RiverCity’s tale has a happy ending, thanks to a new beginning under Sanders, but most family businesses don’t fare so well in the long run, experts say. Only about one-third survive the transition from one generation to the next, according to Pete Walsh, owner of Phoenix-based Peak Performance Coaching. In addition to business coaching, Walsh oversees a website that provides family businesses with free tools and videos to help them succeed.

Walsh says family businesses tend to make three mistakes when developing a succession plan: not starting early enough, not communicating about the process and not creating a formal training plan. “Successful families put the potential successor through a rigorous assessment and training process,” he says. “Today’s business climate demands highly effective leadership, and families shouldn’t risk all of their hard-earned assets on the school of hard knocks for their new leader.”

A good succession plan is a five- to 10-year process, he says. “Too many families wait until something dramatic happens that forces their hand to make a decision,” Walsh says. “Then the family and the new leader are trying to make a successful transition during extremely stressful times – a recipe for disaster.”

When to Walk Away

Sometimes the most important thing to know is when to walk away. Steve Freeman, owner of Qdigitizing (asi/700501), made that difficult choice in 2003, after a decade and a half of running his own production company.

Since the late 1990s, he had been losing customers as the Internet gained traction and digitizing migrated overseas, but it was the tragic events of 9/11 that really precipitated the decline, with sales dropping nearly 60% in one week. It didn’t help that Freeman had taken out a line of credit to buy new equipment shortly before the tragedy. He ended up using the money to make payroll because he didn’t have the heart to lay off his staff. When business eventually picked back up, Freeman still needed new equipment, but no longer had the funds. “I felt like I was working for the bank,” he says.

Freeman managed to keep the shop going for a few more years, but he was no longer having fun. “We were surviving, but I wasn’t enjoying it anymore,” he says. “I felt like after 15 years, it shouldn’t be so hard.”

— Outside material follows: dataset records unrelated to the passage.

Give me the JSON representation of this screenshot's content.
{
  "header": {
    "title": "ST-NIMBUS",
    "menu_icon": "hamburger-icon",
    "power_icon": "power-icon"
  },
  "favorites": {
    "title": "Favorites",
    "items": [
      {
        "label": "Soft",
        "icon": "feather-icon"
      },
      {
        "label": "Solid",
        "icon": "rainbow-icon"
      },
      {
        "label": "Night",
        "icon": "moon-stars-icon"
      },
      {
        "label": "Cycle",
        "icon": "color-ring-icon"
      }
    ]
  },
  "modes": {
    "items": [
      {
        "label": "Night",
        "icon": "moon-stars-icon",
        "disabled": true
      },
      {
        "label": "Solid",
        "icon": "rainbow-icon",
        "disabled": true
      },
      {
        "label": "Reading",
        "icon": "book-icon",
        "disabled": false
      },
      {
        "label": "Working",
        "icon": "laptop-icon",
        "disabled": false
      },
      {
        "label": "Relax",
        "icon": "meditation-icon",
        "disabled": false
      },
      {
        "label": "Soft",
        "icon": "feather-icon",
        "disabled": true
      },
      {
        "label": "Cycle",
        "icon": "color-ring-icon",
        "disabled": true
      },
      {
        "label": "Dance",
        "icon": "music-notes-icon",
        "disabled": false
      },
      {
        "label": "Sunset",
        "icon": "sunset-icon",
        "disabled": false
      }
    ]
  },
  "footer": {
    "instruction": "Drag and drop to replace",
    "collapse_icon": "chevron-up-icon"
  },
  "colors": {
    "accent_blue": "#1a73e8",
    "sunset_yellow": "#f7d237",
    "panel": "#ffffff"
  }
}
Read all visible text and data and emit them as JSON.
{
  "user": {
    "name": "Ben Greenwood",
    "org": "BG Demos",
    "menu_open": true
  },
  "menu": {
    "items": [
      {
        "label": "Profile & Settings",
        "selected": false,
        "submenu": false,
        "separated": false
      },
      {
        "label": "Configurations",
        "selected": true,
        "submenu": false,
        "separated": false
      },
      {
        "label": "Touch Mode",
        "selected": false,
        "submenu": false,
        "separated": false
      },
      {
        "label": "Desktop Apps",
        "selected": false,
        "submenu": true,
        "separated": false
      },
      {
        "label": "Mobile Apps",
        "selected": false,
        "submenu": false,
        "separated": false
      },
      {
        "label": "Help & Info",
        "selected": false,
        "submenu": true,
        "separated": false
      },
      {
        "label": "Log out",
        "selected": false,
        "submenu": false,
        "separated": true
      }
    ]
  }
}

So he sold his shop, broke even and moved on. After bouncing around in various industry jobs, he had the opportunity to be a business owner again. In 2008, he started Qdigitizing, focusing on the part of the embroidery business he’s always enjoyed. “I’m no artist. I can’t even draw two stick figures, but I’m a really good digitizer,” he says. “I love the fact that I can produce something beautiful and artistic without being an artist.”

The new business has been a success, with sales increasing every year, but more importantly, Freeman says, he loves his job once again. “Sometimes you have to recognize when enough is enough in order to reinvent yourself,” he says. “When I reinvented myself, I took the parts that I liked and left behind the parts that I didn’t like.”